Dining Out Magazine

A Note on Tertulia

By Mahlzeit
The attentive reader of this blog may have noticed my borderline obsession with Asturias in northern Spain (okay, there’s probably nothing "borderline" about it). When I was there last year, there was already buzz about a restaurant in New York City that was going to serve real sidra, MONTHS before it was slated to open. Naturally, my curiosity was piqued.
When I began to read pieces about it, I got worried. For some reason, I delayed actually going there, most likely fearing disappointment. I finally did go this past weekend, to realize that my fears were well-founded.
I can say nothing of the food, since I didn’t have any. It's far too expensive for me under... well, pretty much any circumstances, and the menu held no interest for me whatsoever (although I wouldn’t refuse a plate of jamón ibérico if offered one). I readily admit to being a peasant at heart – this "fusion" crap will forever be lost on me, I’m afraid. Give me traditional cooking any day.
Every puff publicity piece I’ve read about Tertulia cites its "roots in the cider bars of northern Spain". Except for the excessive number of knickknacks that pass for décor (which could just as easily be country Italian of French), it’s difficult to discern said roots, if they actually exist. The sidrerías of Asturias all have certain inherent qualities, none of which are apparent at Tertulia. They exist first and foremost for the enjoyment of sidra (more on that in a moment), accompanied by traditional fare, usually heavy on simply-prepared fresh seafood and, of course, cured pork products. The menu, full of self-conscious fantasies on lightly-Spanish themes immediately strikes the wrong chord. A sidrería also demands a certain amount of space in which to be able to pour it properly (a bit more on that can be read here), which Tertulia lacks. Fine – I understand the space constraints and costs of Manhattan, but then don’t invoke sidrerías as your inspiration if you can’t even pour the sidra properly. And they all share a certain relaxed informality only very self-consciously played at here.

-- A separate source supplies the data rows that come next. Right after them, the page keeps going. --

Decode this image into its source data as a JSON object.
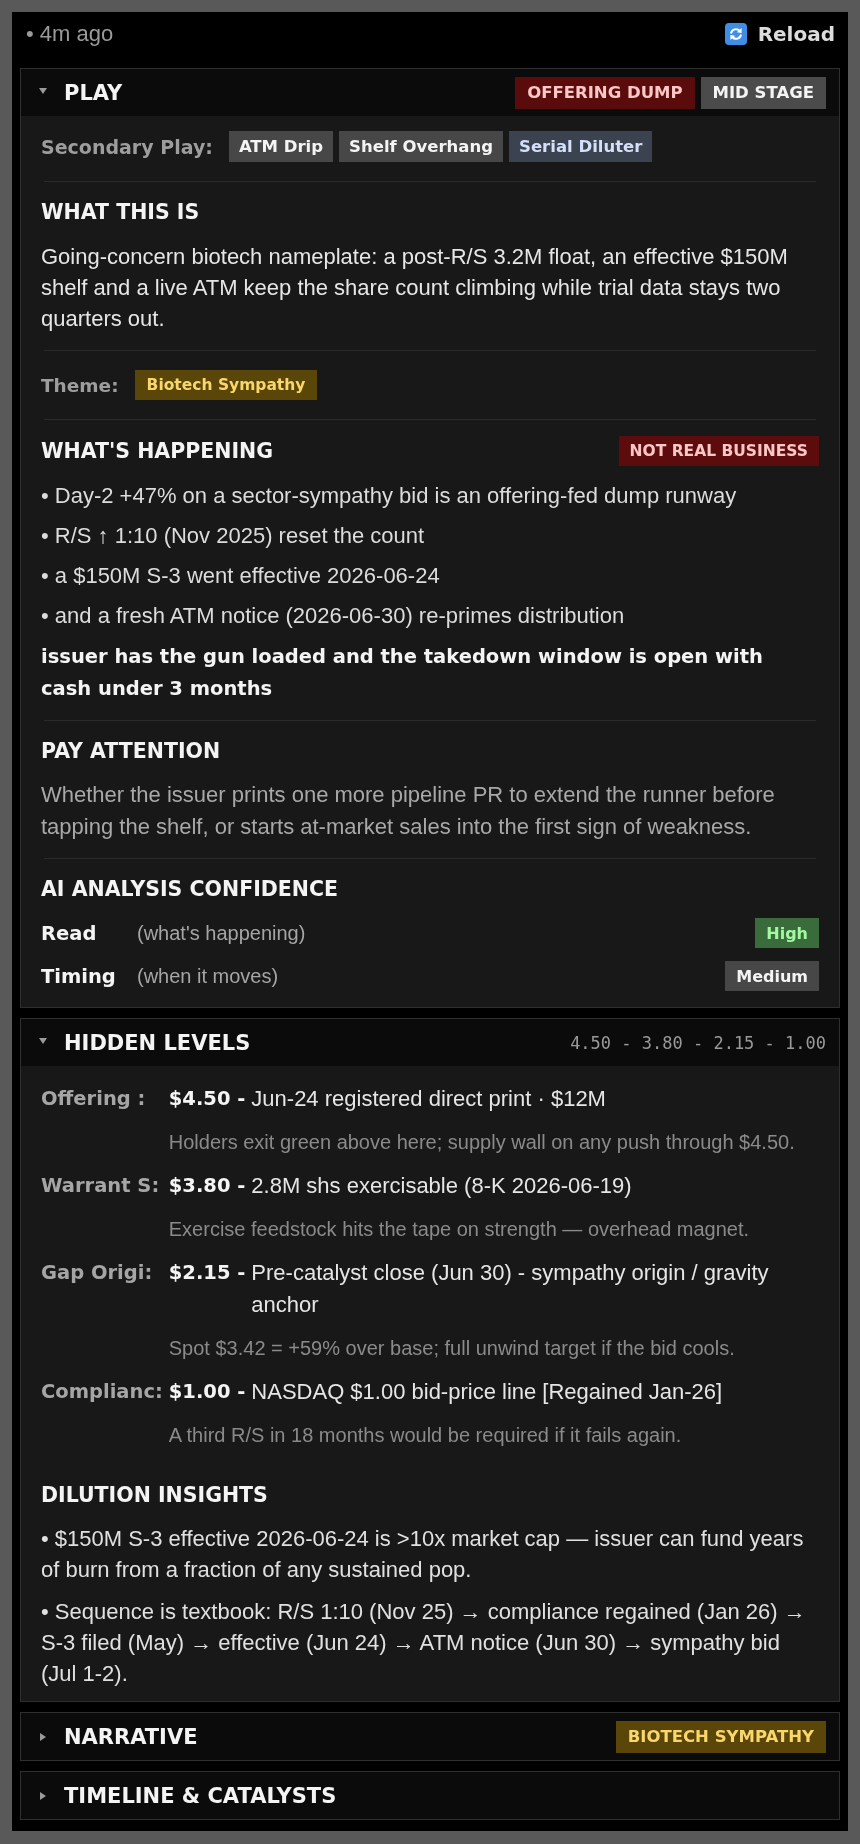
{
  "header": {
    "updated": "• 4m ago",
    "reload": "Reload"
  },
  "sections": [
    {
      "kind": "play",
      "title": "PLAY",
      "expanded": true,
      "badges": [
        {
          "label": "OFFERING DUMP",
          "color": "#5a0b0b"
        },
        {
          "label": "MID STAGE",
          "color": "#4b4b4b"
        }
      ],
      "secondary_play": {
        "label": "Secondary Play:",
        "tags": [
          {
            "label": "ATM Drip",
            "color": "#474747"
          },
          {
            "label": "Shelf Overhang",
            "color": "#474747"
          },
          {
            "label": "Serial Diluter",
            "color": "#3b4250"
          }
        ]
      },
      "what_this_is": {
        "heading": "WHAT THIS IS",
        "text": "Going-concern biotech nameplate: a post-R/S 3.2M float, an effective $150M shelf and a live ATM keep the share count climbing while trial data stays two quarters out."
      },
      "theme": {
        "label": "Theme:",
        "tag": {
          "label": "Biotech Sympathy",
          "color": "#5a4608"
        }
      },
      "whats_happening": {
        "heading": "WHAT'S HAPPENING",
        "badge": {
          "label": "NOT REAL BUSINESS",
          "color": "#5c0c0c"
        },
        "bullets": [
          "• Day-2 +47% on a sector-sympathy bid is an offering-fed dump runway",
          "• R/S ↑ 1:10 (Nov 2025) reset the count",
          "• a $150M S-3 went effective 2026-06-24",
          "• and a fresh ATM notice (2026-06-30) re-primes distribution"
        ],
        "conclusion": "issuer has the gun loaded and the takedown window is open with cash under 3 months"
      },
      "pay_attention": {
        "heading": "PAY ATTENTION",
        "text": "Whether the issuer prints one more pipeline PR to extend the runner before tapping the shelf, or starts at-market sales into the first sign of weakness."
      },
      "confidence": {
        "heading": "AI ANALYSIS CONFIDENCE",
        "rows": [
          {
            "label": "Read",
            "hint": "(what's happening)",
            "value": "High",
            "color": "#3a6b3a"
          },
          {
            "label": "Timing",
            "hint": "(when it moves)",
            "value": "Medium",
            "color": "#474747"
          }
        ]
      }
    },
    {
      "kind": "levels",
      "title": "HIDDEN LEVELS",
      "expanded": true,
      "summary": "4.50 - 3.80 - 2.15 - 1.00",
      "levels": [
        {
          "label": "Offering :",
          "price": "$4.50 -",
          "description": "Jun-24 registered direct print · $12M",
          "note": "Holders exit green above here; supply wall on any push through $4.50."
        },
        {
          "label": "Warrant S:",
          "price": "$3.80 -",
          "description": "2.8M shs exercisable (8-K 2026-06-19)",
          "note": "Exercise feedstock hits the tape on strength — overhead magnet."
        },
        {
          "label": "Gap Origi:",
          "price": "$2.15 -",
          "description": "Pre-catalyst close (Jun 30) - sympathy origin / gravity anchor",
          "note": "Spot $3.42 = +59% over base; full unwind target if the bid cools."
        },
        {
          "label": "Complianc:",
          "price": "$1.00 -",
          "description": "NASDAQ $1.00 bid-price line [Regained Jan-26]",
          "note": "A third R/S in 18 months would be required if it fails again."
        }
      ],
      "dilution_insights": {
        "heading": "DILUTION INSIGHTS",
        "bullets": [
          "• $150M S-3 effective 2026-06-24 is >10x market cap — issuer can fund years of burn from a fraction of any sustained pop.",
          "• Sequence is textbook: R/S 1:10 (Nov 25) → compliance regained (Jan 26) → S-3 filed (May) → effective (Jun 24) → ATM notice (Jun 30) → sympathy bid (Jul 1-2)."
        ]
      }
    },
    {
      "kind": "narrative",
      "title": "NARRATIVE",
      "expanded": false,
      "badges": [
        {
          "label": "BIOTECH SYMPATHY",
          "color": "#5a4608"
        }
      ]
    },
    {
      "kind": "timeline",
      "title": "TIMELINE & CATALYSTS",
      "expanded": false
    }
  ]
}
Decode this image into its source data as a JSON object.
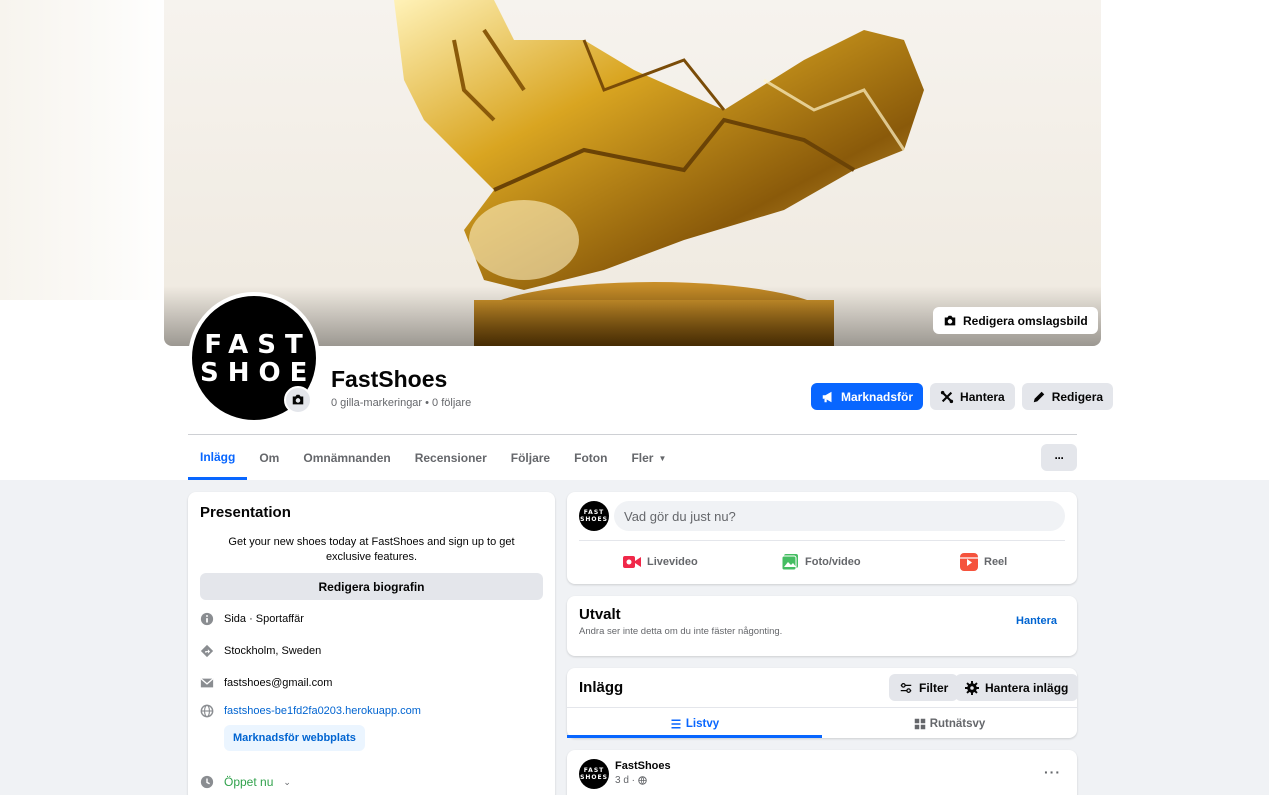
{
  "cover": {
    "edit_label": "Redigera omslagsbild"
  },
  "avatar": {
    "line1": "FAST",
    "line2": "SHOES"
  },
  "page": {
    "name": "FastShoes",
    "stats": "0 gilla-markeringar • 0 följare"
  },
  "actions": {
    "promote": "Marknadsför",
    "manage": "Hantera",
    "edit": "Redigera",
    "more": "···"
  },
  "tabs": [
    "Inlägg",
    "Om",
    "Omnämnanden",
    "Recensioner",
    "Följare",
    "Foton",
    "Fler"
  ],
  "intro": {
    "title": "Presentation",
    "bio": "Get your new shoes today at FastShoes and sign up to get exclusive features.",
    "edit_bio": "Redigera biografin",
    "category": "Sida · Sportaffär",
    "location": "Stockholm, Sweden",
    "email": "fastshoes@gmail.com",
    "website": "fastshoes-be1fd2fa0203.herokuapp.com",
    "promote_website": "Marknadsför webbplats",
    "hours": "Öppet nu"
  },
  "composer": {
    "avatar_line1": "FAST",
    "avatar_line2": "SHOES",
    "placeholder": "Vad gör du just nu?",
    "live": "Livevideo",
    "photo": "Foto/video",
    "reel": "Reel"
  },
  "featured": {
    "title": "Utvalt",
    "subtitle": "Andra ser inte detta om du inte fäster någonting.",
    "manage": "Hantera"
  },
  "posts": {
    "title": "Inlägg",
    "filter": "Filter",
    "manage": "Hantera inlägg",
    "list_view": "Listvy",
    "grid_view": "Rutnätsvy"
  },
  "post": {
    "author": "FastShoes",
    "time": "3 d ·",
    "more": "···"
  },
  "colors": {
    "brand_blue": "#0866ff",
    "link_blue": "#0064d1",
    "open_green": "#31a24c"
  }
}
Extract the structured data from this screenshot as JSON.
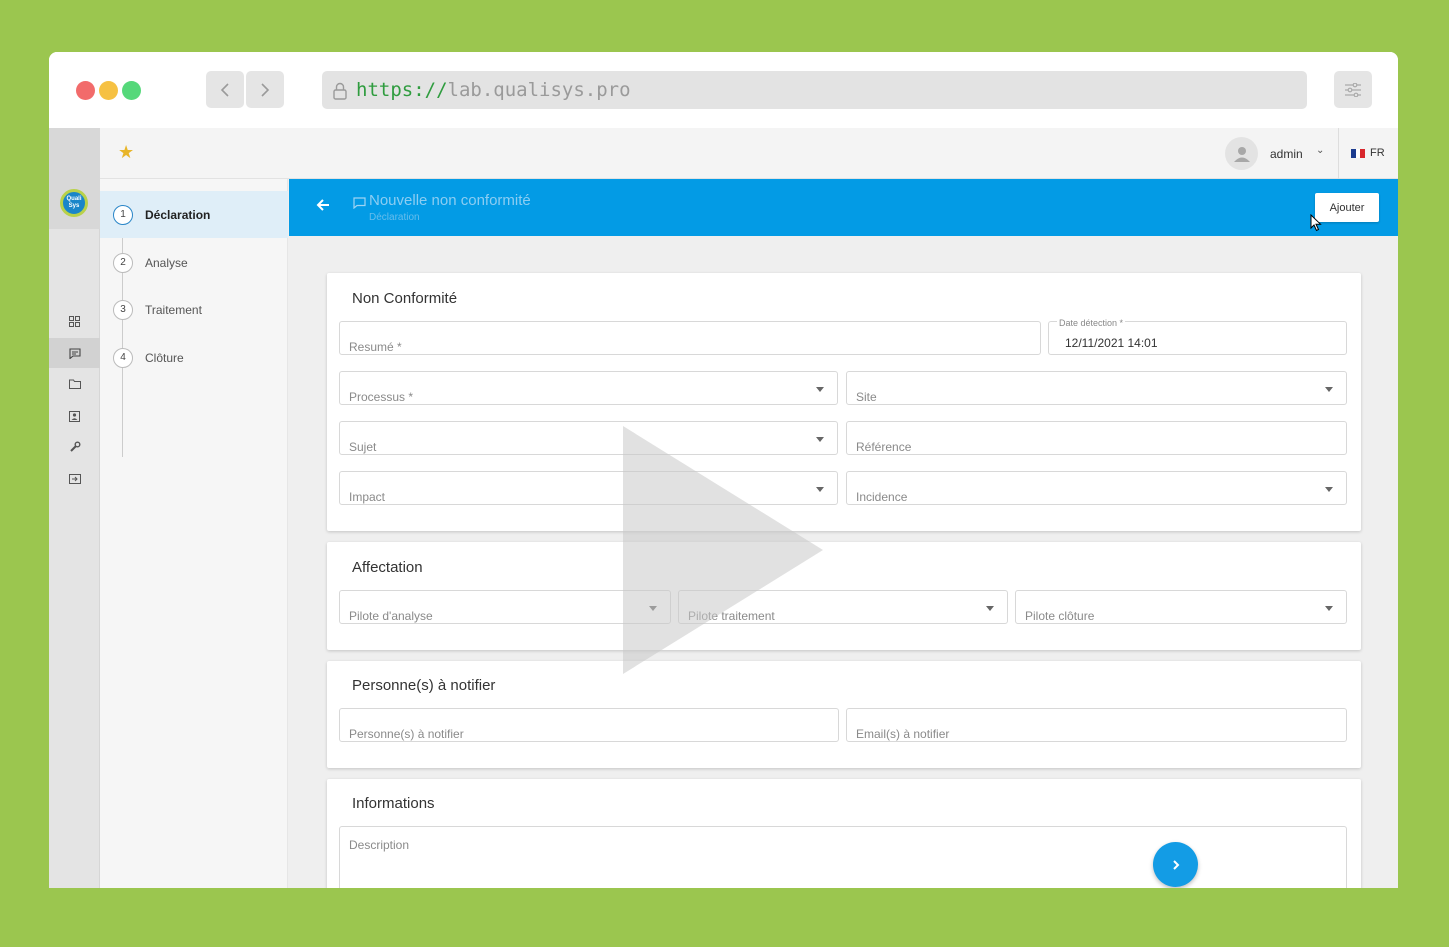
{
  "browser": {
    "url_protocol": "https://",
    "url_host": "lab.qualisys.pro"
  },
  "sidebar_logo_text": "Quali Sys",
  "topbar": {
    "user_name": "admin",
    "language": "FR"
  },
  "steps": [
    {
      "num": "1",
      "label": "Déclaration"
    },
    {
      "num": "2",
      "label": "Analyse"
    },
    {
      "num": "3",
      "label": "Traitement"
    },
    {
      "num": "4",
      "label": "Clôture"
    }
  ],
  "header": {
    "title": "Nouvelle non conformité",
    "subtitle": "Déclaration",
    "add_label": "Ajouter"
  },
  "sections": {
    "non_conformite": {
      "title": "Non Conformité",
      "resume": "Resumé *",
      "date_label": "Date détection *",
      "date_value": "12/11/2021 14:01",
      "processus": "Processus *",
      "site": "Site",
      "sujet": "Sujet",
      "reference": "Référence",
      "impact": "Impact",
      "incidence": "Incidence"
    },
    "affectation": {
      "title": "Affectation",
      "pilote_analyse": "Pilote d'analyse",
      "pilote_traitement": "Pilote traitement",
      "pilote_cloture": "Pilote clôture"
    },
    "notifier": {
      "title": "Personne(s) à notifier",
      "personnes": "Personne(s) à notifier",
      "emails": "Email(s) à notifier"
    },
    "informations": {
      "title": "Informations",
      "description": "Description"
    }
  },
  "colors": {
    "background": "#9bc64f",
    "primary": "#039be5",
    "fab": "#139ce5",
    "star": "#e8b529"
  },
  "icons": {
    "favorite": "star-icon",
    "back": "arrow-left-icon",
    "next": "chevron-right-icon"
  }
}
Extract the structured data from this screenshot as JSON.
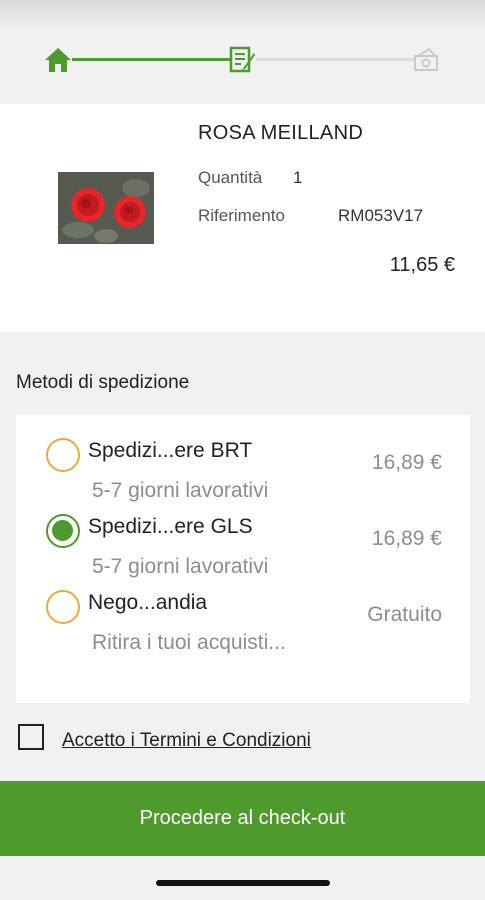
{
  "stepper": {
    "steps": [
      {
        "icon": "home-icon",
        "state": "done"
      },
      {
        "icon": "form-edit-icon",
        "state": "current"
      },
      {
        "icon": "payment-icon",
        "state": "todo"
      }
    ],
    "accent_color": "#4e9a2c"
  },
  "product": {
    "name": "ROSA MEILLAND",
    "quantity_label": "Quantità",
    "quantity_value": "1",
    "reference_label": "Riferimento",
    "reference_value": "RM053V17",
    "price": "11,65 €",
    "image": "red-roses-photo"
  },
  "shipping": {
    "title": "Metodi di spedizione",
    "options": [
      {
        "name": "Spedizi...ere BRT",
        "subtitle": "5-7 giorni lavorativi",
        "price": "16,89 €",
        "selected": false
      },
      {
        "name": "Spedizi...ere GLS",
        "subtitle": "5-7 giorni lavorativi",
        "price": "16,89 €",
        "selected": true
      },
      {
        "name": "Nego...andia",
        "subtitle": "Ritira i tuoi acquisti...",
        "price": "Gratuito",
        "selected": false
      }
    ],
    "selected_color": "#4e9a2c",
    "unselected_color": "#e7ad3a"
  },
  "terms": {
    "label": "Accetto i Termini e Condizioni",
    "checked": false
  },
  "checkout": {
    "label": "Procedere al check-out"
  }
}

The reason for my visit – to try the sidra - unfortunately resulted in disappointment, too. Although they also offer offer sparkling sidra (which has been available in the U.S. for quite some time), my goal was the lightly fermented sidra natural, being offered here, as far as I can tell, for the first time. Tertulia stocks a good Asturian brand, Trabanco. But you would never know it to taste it. Although sidra natural notoriously does not travel well, they also don’t store it at the proper temperature (too cold) and make only the barest, completely ineffectual attempt to pour it properly, thereby reducing one of the great libationary joys on earth to, at best, an oddity. Sidra is meant to be enjoyed freely, downing each culín in a big gulp, six culínes to a bottle. – not nursing each precious, overpriced pour. Of course, that’s the only thing possible when one is charged $32 (!!!) for a bottle that costs under 4 euros in any sidrería in Asturias. Though the fellow behind the bar could not possibly have been more congenial, I felt dirty afterwards.